Un carrosse pénétra dans la ville de Crowbury à allure régulière. Quatre chevaux tiraient le carrosse fait de chêne finement ouvragé et décoré de somptueux motifs dorés. Le bourdonnement rythmé des roues s'interrompit à quelques pas de la foire qui se tenait aujourd'hui dans la ville.

Le cocher sauta de son siège avec un escabeau à la main.

Bien qu'il fût un homme de basse classe, il portait une fine chemise blanche avec un manteau noir propre et un pantalon. En tant qu'un des deux cochers chargés de conduire le carrosse de son employeur, le code vestimentaire exigeait de lui une certaine décence.

Il plaça rapidement l'escabeau au sol devant la porte du carrosse et l'ouvrit, tendant la main pour soutenir la personne à l'intérieur.

Une petite fille mit le pied sur l'escabeau, et bien que la main du cocher lui fût proposée, elle choisit de ne pas l'utiliser. Elle ne paraissait pas plus âgée que neuf ans, cependant, son allure et ses légers mouvements trahissaient un dédain évident. Sa peau pâle était exempte de la crasse habituelle trouvée sur les enfants des basses classes, et ses longs cheveux noirs étaient tressés en un élégant chignon au sommet de sa tête.

C'était sa Jeune Mademoiselle, Mademoiselle Marceline.

Alors qu'elle faisait un deuxième pas en avant, sa longue robe en soie entrava sa jambe et elle trébucha.

"Jeune Mademoiselle !"

Le cocher accourut à son aide, mais avant qu'il ne puisse la rattraper, elle retrouva subitement son équilibre et se tint droite sur ses pieds, se comportant comme si elle n'avait jamais trébuché.

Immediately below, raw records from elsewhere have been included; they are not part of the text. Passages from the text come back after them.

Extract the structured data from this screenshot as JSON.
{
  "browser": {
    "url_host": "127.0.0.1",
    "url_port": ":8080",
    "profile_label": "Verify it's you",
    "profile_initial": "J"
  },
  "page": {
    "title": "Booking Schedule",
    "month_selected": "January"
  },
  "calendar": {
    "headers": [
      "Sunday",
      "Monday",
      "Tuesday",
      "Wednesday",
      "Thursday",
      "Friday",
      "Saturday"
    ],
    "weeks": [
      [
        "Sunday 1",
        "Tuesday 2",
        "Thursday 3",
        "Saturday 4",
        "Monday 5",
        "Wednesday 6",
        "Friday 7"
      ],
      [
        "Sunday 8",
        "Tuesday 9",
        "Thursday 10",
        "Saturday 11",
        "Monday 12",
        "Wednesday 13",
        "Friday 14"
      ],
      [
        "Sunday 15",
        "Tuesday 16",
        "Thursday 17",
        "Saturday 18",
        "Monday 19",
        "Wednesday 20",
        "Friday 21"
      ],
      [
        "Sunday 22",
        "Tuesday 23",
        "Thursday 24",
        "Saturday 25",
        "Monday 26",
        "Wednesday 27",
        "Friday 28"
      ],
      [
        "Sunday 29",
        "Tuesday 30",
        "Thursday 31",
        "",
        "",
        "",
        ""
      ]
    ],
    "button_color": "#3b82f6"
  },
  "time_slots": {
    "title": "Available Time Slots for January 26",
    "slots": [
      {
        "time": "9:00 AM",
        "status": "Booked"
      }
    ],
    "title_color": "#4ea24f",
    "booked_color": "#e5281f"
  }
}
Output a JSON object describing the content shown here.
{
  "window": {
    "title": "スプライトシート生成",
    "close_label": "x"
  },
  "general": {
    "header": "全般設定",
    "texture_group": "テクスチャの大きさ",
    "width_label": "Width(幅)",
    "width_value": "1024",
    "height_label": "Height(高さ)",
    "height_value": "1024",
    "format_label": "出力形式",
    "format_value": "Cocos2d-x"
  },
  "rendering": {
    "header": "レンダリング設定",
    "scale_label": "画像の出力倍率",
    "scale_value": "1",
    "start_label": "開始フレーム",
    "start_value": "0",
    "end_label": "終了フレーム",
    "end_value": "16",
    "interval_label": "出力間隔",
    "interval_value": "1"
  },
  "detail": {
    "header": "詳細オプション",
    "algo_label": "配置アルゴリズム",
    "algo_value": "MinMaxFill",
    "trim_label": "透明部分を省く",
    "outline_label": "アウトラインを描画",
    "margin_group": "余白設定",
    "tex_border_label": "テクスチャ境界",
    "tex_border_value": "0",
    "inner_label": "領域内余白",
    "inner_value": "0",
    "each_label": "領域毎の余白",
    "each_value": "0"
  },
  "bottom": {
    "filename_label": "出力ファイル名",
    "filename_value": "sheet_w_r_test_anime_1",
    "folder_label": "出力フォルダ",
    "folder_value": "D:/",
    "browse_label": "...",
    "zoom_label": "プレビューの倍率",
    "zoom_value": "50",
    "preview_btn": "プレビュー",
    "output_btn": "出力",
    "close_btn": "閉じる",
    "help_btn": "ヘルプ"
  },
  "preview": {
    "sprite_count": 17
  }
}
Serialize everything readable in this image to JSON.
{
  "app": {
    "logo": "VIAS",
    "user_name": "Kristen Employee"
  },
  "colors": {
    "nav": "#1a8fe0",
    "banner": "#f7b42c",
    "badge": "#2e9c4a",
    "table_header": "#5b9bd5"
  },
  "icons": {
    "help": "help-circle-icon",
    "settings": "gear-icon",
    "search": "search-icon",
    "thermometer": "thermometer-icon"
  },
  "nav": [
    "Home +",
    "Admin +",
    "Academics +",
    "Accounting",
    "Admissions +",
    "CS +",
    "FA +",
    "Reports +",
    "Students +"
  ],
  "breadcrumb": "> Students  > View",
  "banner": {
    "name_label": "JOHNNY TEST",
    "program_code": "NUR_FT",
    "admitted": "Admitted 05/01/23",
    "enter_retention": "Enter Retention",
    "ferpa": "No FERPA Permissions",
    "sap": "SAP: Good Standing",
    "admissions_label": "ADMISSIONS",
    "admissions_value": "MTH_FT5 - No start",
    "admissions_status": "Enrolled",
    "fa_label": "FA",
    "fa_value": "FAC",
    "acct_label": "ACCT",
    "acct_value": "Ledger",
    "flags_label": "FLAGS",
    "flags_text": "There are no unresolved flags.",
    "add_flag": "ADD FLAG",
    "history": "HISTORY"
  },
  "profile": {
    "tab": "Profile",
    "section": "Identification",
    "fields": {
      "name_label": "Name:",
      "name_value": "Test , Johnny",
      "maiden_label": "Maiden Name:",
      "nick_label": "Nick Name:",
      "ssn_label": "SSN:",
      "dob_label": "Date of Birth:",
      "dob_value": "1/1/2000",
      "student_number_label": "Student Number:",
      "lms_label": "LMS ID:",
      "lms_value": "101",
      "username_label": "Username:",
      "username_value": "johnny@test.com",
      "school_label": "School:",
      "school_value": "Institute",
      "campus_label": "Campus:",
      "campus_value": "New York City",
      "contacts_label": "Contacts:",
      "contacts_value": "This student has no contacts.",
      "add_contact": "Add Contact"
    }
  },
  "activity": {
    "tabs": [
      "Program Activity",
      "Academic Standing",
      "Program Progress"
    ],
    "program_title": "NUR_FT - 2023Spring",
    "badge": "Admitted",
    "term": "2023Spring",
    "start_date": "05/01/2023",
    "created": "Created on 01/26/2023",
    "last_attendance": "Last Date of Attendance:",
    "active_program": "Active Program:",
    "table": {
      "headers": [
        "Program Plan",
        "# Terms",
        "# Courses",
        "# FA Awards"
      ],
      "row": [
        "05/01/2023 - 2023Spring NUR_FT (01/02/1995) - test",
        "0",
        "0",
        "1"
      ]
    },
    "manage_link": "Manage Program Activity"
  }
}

"Ne crie pas, Briggs. Tu vas attirer sur nous une attention inutile," déclara Marceline d'une voix polie en lissant sa robe. "Et puis... recule. Tu es trop proche."

Briggs recula de deux pas derrière elle, s'assurant de ne pas envahir son espace. Il inclina la tête, "Mes excuses, Jeune Mademoiselle."

"C'est parce que je suis indulgente que je te pardonne," répliqua la voix impartiale de la jeune miss.

"Tu n'aurais pas eu à le pardonner si tu regardais où tu marches."

Un jeune garçon, plus âgé que la fille de deux ans, posa un soulier verni sur l'escabeau et descendit du carrosse. Il portait un épais manteau noir avec de la fourrure de renard ébène autour du col. L'éclat de ses cheveux argentés complétait les nuages gris foncé dans le ciel. Son regard révélait de l'agacement, et la manière dont il se tenait manifestait un mépris bien plus marqué que celui de Marceline.

Marceline fut légèrement embarrassée par les mots de son frère aîné. "Ce n'est pas de ma faute ! Mme Garrette a fait le devant de la robe trop long," blâma-t-elle la couturière.

Le garçon fixa du regard sa sœur cadette, qui lui souriait doucement, et il leva les yeux au ciel. Il ordonna à leur cocher, M. Briggs, "Gare le carrosse."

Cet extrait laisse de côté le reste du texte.